Bugün, artık Kürt siyasi hareketine bağlı yerel yönetimlerin eleştirilmesi, yapılan uygulamalar nedeniyle ciddi özeleştirilerin verilmesi gereken gündür. Mevcut savaş konseptinin hüküm sürdüğü kentsel alanlar dışında, ciddi herhangi bir direniş veya toplumsal eylemliliklerin sergilenmediği onlarca belediyede, koşullar zorlanmamış, hâkim iktidarın yerel yönetim pratiklerine benzer anlayışlar sergilenmiştir. Mekânsal düzlemde ve ekonomik ilişkiler bağlamında gözlenen bu benzerlik, başta on yıllardır süren Kürt Özgürlük Hareketi direnişine, sonrasında ise Özyönetim ilanları için hendeklerin ardında direnen Kürt halkına yapılmış bir ayıptır! Tam da bu nedenle, Kürdistan’da yerel yönetimlerin çoğunluğunda hâkim olan anlayış eleştirilmeli, bundan kaçınılmamalıdır.
Bilinmelidir ki, bunca bedel verildikten sonra, ekonomik eşitsizliklerin sürdüğü, sosyal adaletin sağlanmadığı bir Özyönetim, hendeklerin ardını asla tatmin etmeyecektir.
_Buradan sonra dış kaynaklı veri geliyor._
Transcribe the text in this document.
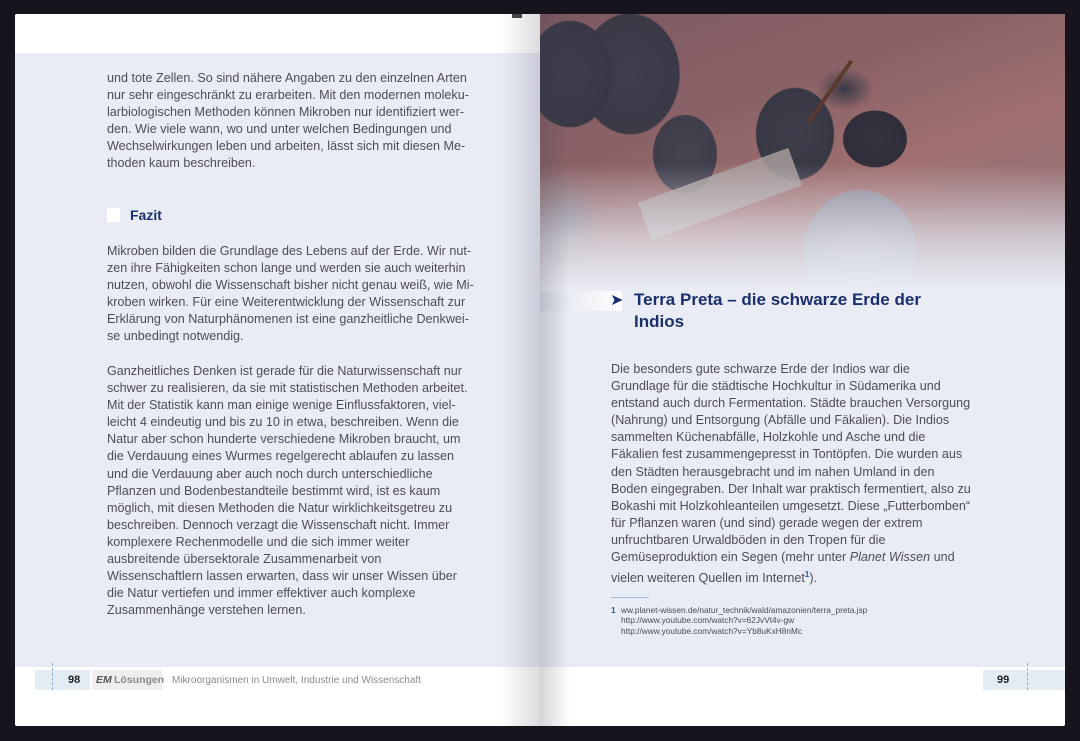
und tote Zellen. So sind nähere Angaben zu den einzelnen Arten nur sehr eingeschränkt zu erarbeiten. Mit den modernen molekularbiologischen Methoden können Mikroben nur identifiziert werden. Wie viele wann, wo und unter welchen Bedingungen und Wechselwirkungen leben und arbeiten, lässt sich mit diesen Methoden kaum beschreiben.

Fazit

Mikroben bilden die Grundlage des Lebens auf der Erde. Wir nutzen ihre Fähigkeiten schon lange und werden sie auch weiterhin nutzen, obwohl die Wissenschaft bisher nicht genau weiß, wie Mikroben wirken. Für eine Weiterentwicklung der Wissenschaft zur Erklärung von Naturphänomenen ist eine ganzheitliche Denkweise unbedingt notwendig.

Ganzheitliches Denken ist gerade für die Naturwissenschaft nur schwer zu realisieren, da sie mit statistischen Methoden arbeitet. Mit der Statistik kann man einige wenige Einflussfaktoren, vielleicht 4 eindeutig und bis zu 10 in etwa, beschreiben. Wenn die Natur aber schon hunderte verschiedene Mikroben braucht, um die Verdauung eines Wurmes regelgerecht ablaufen zu lassen und die Verdauung aber auch noch durch unterschiedliche Pflanzen und Bodenbestandteile bestimmt wird, ist es kaum möglich, mit diesen Methoden die Natur wirklichkeitsgetreu zu beschreiben. Dennoch verzagt die Wissenschaft nicht. Immer komplexere Rechenmodelle und die sich immer weiter ausbreitende übersektorale Zusammenarbeit von Wissenschaftlern lassen erwarten, dass wir unser Wissen über die Natur vertiefen und immer effektiver auch komplexe Zusammenhänge verstehen lernen.

98 EM Lösungen Mikroorganismen in Umwelt, Industrie und Wissenschaft
➤ Terra Preta – die schwarze Erde der Indios

Die besonders gute schwarze Erde der Indios war die Grundlage für die städtische Hochkultur in Südamerika und entstand auch durch Fermentation. Städte brauchen Versorgung (Nahrung) und Entsorgung (Abfälle und Fäkalien). Die Indios sammelten Küchenabfälle, Holzkohle und Asche und die Fäkalien fest zusammengepresst in Tontöpfen. Die wurden aus den Städten herausgebracht und im nahen Umland in den Boden eingegraben. Der Inhalt war praktisch fermentiert, also zu Bokashi mit Holzkohleanteilen umgesetzt. Diese „Futterbomben“ für Pflanzen waren (und sind) gerade wegen der extrem unfruchtbaren Urwaldböden in den Tropen für die Gemüseproduktion ein Segen (mehr unter Planet Wissen und vielen weiteren Quellen im Internet$^1$).

1 ww.planet-wissen.de/natur_technik/wald/amazonien/terra_preta.jsp
http://www.youtube.com/watch?v=62JvVt4v-gw
http://www.youtube.com/watch?v=Yb8uKxH8nMc
99
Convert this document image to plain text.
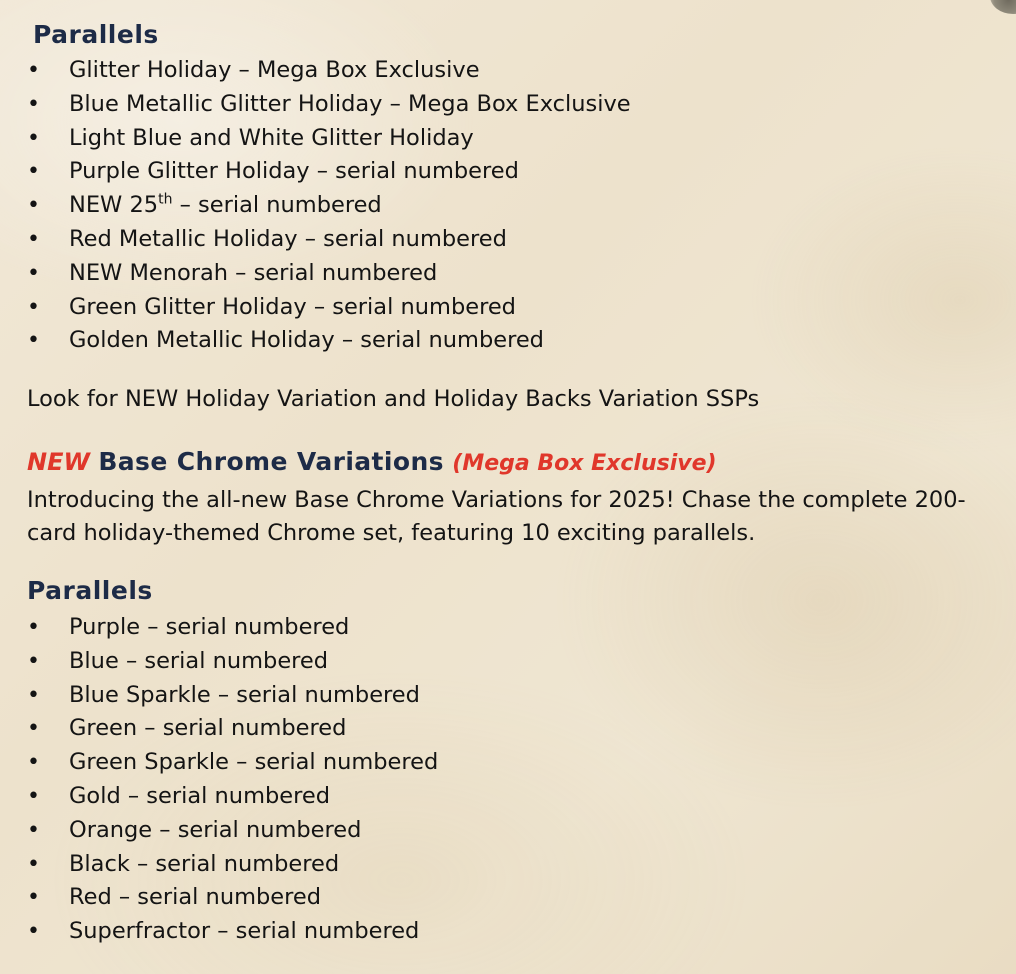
Parallels
• Glitter Holiday – Mega Box Exclusive
• Blue Metallic Glitter Holiday – Mega Box Exclusive
• Light Blue and White Glitter Holiday
• Purple Glitter Holiday – serial numbered
• NEW 25th – serial numbered
• Red Metallic Holiday – serial numbered
• NEW Menorah – serial numbered
• Green Glitter Holiday – serial numbered
• Golden Metallic Holiday – serial numbered

Look for NEW Holiday Variation and Holiday Backs Variation SSPs

NEW Base Chrome Variations (Mega Box Exclusive)

Introducing the all-new Base Chrome Variations for 2025! Chase the complete 200-card holiday-themed Chrome set, featuring 10 exciting parallels.

Parallels
• Purple – serial numbered
• Blue – serial numbered
• Blue Sparkle – serial numbered
• Green – serial numbered
• Green Sparkle – serial numbered
• Gold – serial numbered
• Orange – serial numbered
• Black – serial numbered
• Red – serial numbered
• Superfractor – serial numbered
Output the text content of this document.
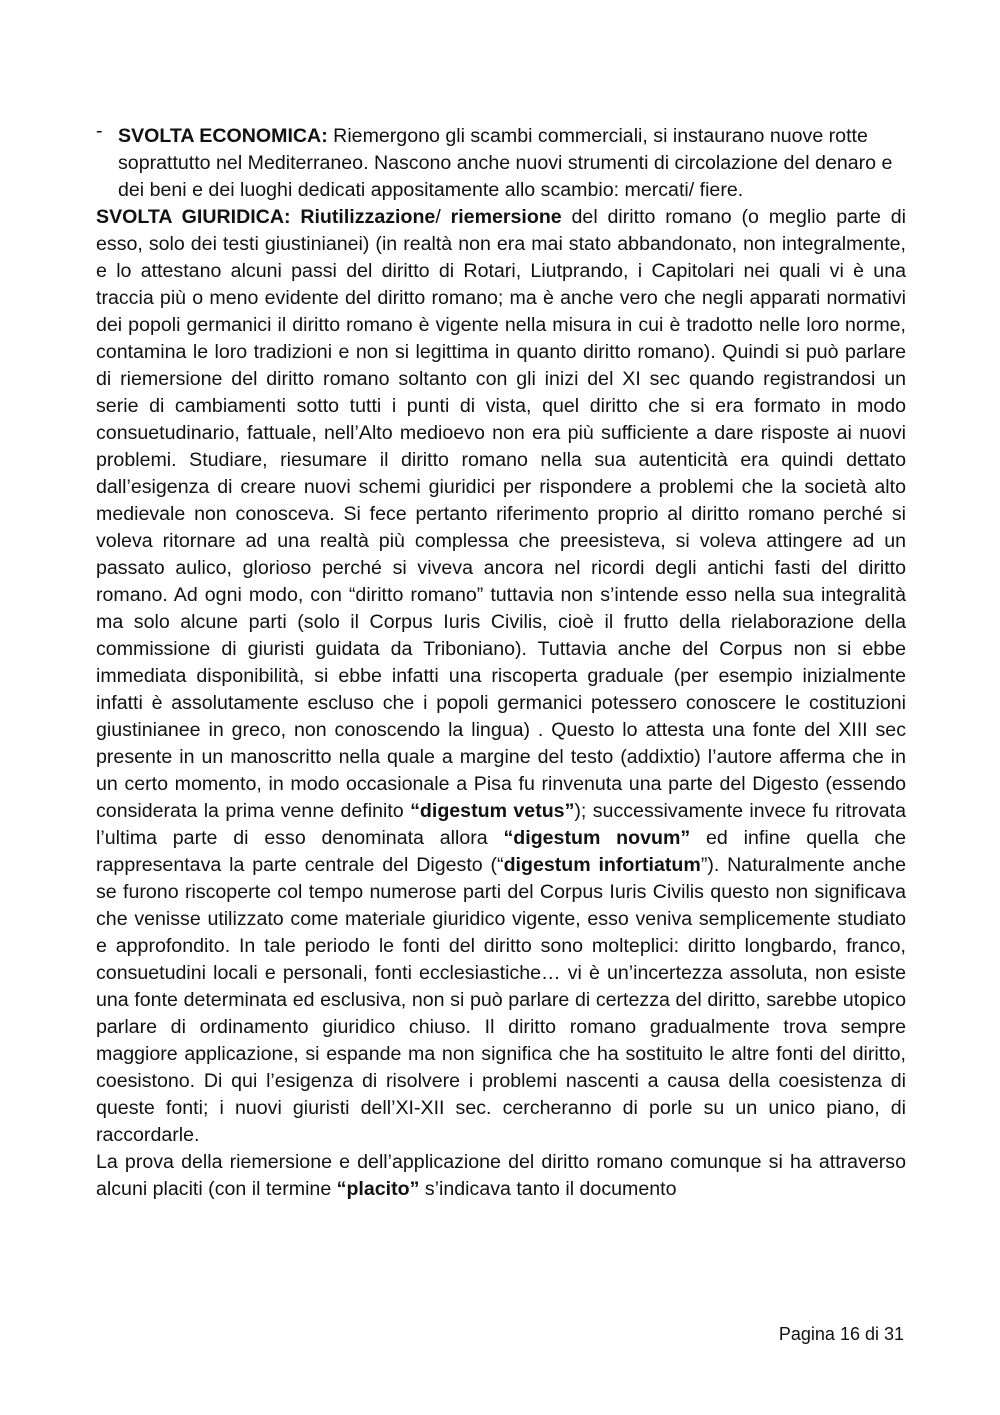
- SVOLTA ECONOMICA: Riemergono gli scambi commerciali, si instaurano nuove rotte soprattutto nel Mediterraneo. Nascono anche nuovi strumenti di circolazione del denaro e dei beni e dei luoghi dedicati appositamente allo scambio: mercati/ fiere.

SVOLTA GIURIDICA: Riutilizzazione/ riemersione del diritto romano (o meglio parte di esso, solo dei testi giustinianei) (in realtà non era mai stato abbandonato, non integralmente, e lo attestano alcuni passi del diritto di Rotari, Liutprando, i Capitolari nei quali vi è una traccia più o meno evidente del diritto romano; ma è anche vero che negli apparati normativi dei popoli germanici il diritto romano è vigente nella misura in cui è tradotto nelle loro norme, contamina le loro tradizioni e non si legittima in quanto diritto romano). Quindi si può parlare di riemersione del diritto romano soltanto con gli inizi del XI sec quando registrandosi un serie di cambiamenti sotto tutti i punti di vista, quel diritto che si era formato in modo consuetudinario, fattuale, nell’Alto medioevo non era più sufficiente a dare risposte ai nuovi problemi. Studiare, riesumare il diritto romano nella sua autenticità era quindi dettato dall’esigenza di creare nuovi schemi giuridici per rispondere a problemi che la società alto medievale non conosceva. Si fece pertanto riferimento proprio al diritto romano perché si voleva ritornare ad una realtà più complessa che preesisteva, si voleva attingere ad un passato aulico, glorioso perché si viveva ancora nel ricordi degli antichi fasti del diritto romano. Ad ogni modo, con “diritto romano” tuttavia non s’intende esso nella sua integralità ma solo alcune parti (solo il Corpus Iuris Civilis, cioè il frutto della rielaborazione della commissione di giuristi guidata da Triboniano). Tuttavia anche del Corpus non si ebbe immediata disponibilità, si ebbe infatti una riscoperta graduale (per esempio inizialmente infatti è assolutamente escluso che i popoli germanici potessero conoscere le costituzioni giustinianee in greco, non conoscendo la lingua) . Questo lo attesta una fonte del XIII sec presente in un manoscritto nella quale a margine del testo (addixtio) l’autore afferma che in un certo momento, in modo occasionale a Pisa fu rinvenuta una parte del Digesto (essendo considerata la prima venne definito “digestum vetus”); successivamente invece fu ritrovata l’ultima parte di esso denominata allora “digestum novum” ed infine quella che rappresentava la parte centrale del Digesto (“digestum infortiatum”). Naturalmente anche se furono riscoperte col tempo numerose parti del Corpus Iuris Civilis questo non significava che venisse utilizzato come materiale giuridico vigente, esso veniva semplicemente studiato e approfondito. In tale periodo le fonti del diritto sono molteplici: diritto longbardo, franco, consuetudini locali e personali, fonti ecclesiastiche… vi è un’incertezza assoluta, non esiste una fonte determinata ed esclusiva, non si può parlare di certezza del diritto, sarebbe utopico parlare di ordinamento giuridico chiuso. Il diritto romano gradualmente trova sempre maggiore applicazione, si espande ma non significa che ha sostituito le altre fonti del diritto, coesistono. Di qui l’esigenza di risolvere i problemi nascenti a causa della coesistenza di queste fonti; i nuovi giuristi dell’XI-XII sec. cercheranno di porle su un unico piano, di raccordarle.

La prova della riemersione e dell’applicazione del diritto romano comunque si ha attraverso alcuni placiti (con il termine “placito” s’indicava tanto il documento

Pagina 16 di 31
Anadil üzerinde yasaklar ve kültürel haklara dair kısıtlamalar tümüyle kaldırılsa, öne sürülen taleplere ilişkin kazanımların tamamı elde edilse bile, tüm bu kazanımlardan en fazla bir sene sonra hendeklerin ardında direnenlerin gündemi bugüne kadar çözüm bulunamayan, örnek bir pratik geliştirilemeyen konular olacaktır.
O gün geldiğinde, örneğin, tarımsal üretimin yeniden canlandırılması yoluyla kırsal alanın güçlendirilmesi, endüstriyel üretimin her kademede örgütlenmesi, Castells’in deyimiyle kolektif tüketim araçları olan eğitim, sağlık, konut, ulaşım gibi hayati konulara dair kamucu bir perspektifle çözümlerin sunulması, toplumsal adaletin mekandaki tezahürü haline gelmiş kent mekanlarının inşası gibi yakıcı konu başlıkları özyönetimlerin esas gündemi olacaktır.
Bu nedenle, bugünden eleştirmek, inşa süreçlerini işaret etmek ve yönetimine sahip olunan kentlerde, iktidar zihniyetinin mekândaki izlerini ifşa etmek, kentsel siyaset araçlarından ve tabii olduğu siyasi hareketin öne sürdüğü paradigmalardan bir haber olarak yürütülen yerel yönetim anlayışının eksiklik ve yetersizliklerini ortaya koymak ve tartışmaya açmak, uğruna bunca bedel ödenen özyönetim kavramının layıkıyla ete kemiğe bürünmesine katkı sağlayacaktır.
Bu da, hendeklerin ardına gidememişler olarak, onlara ve onurlu direnişlerine borcumuz olsun.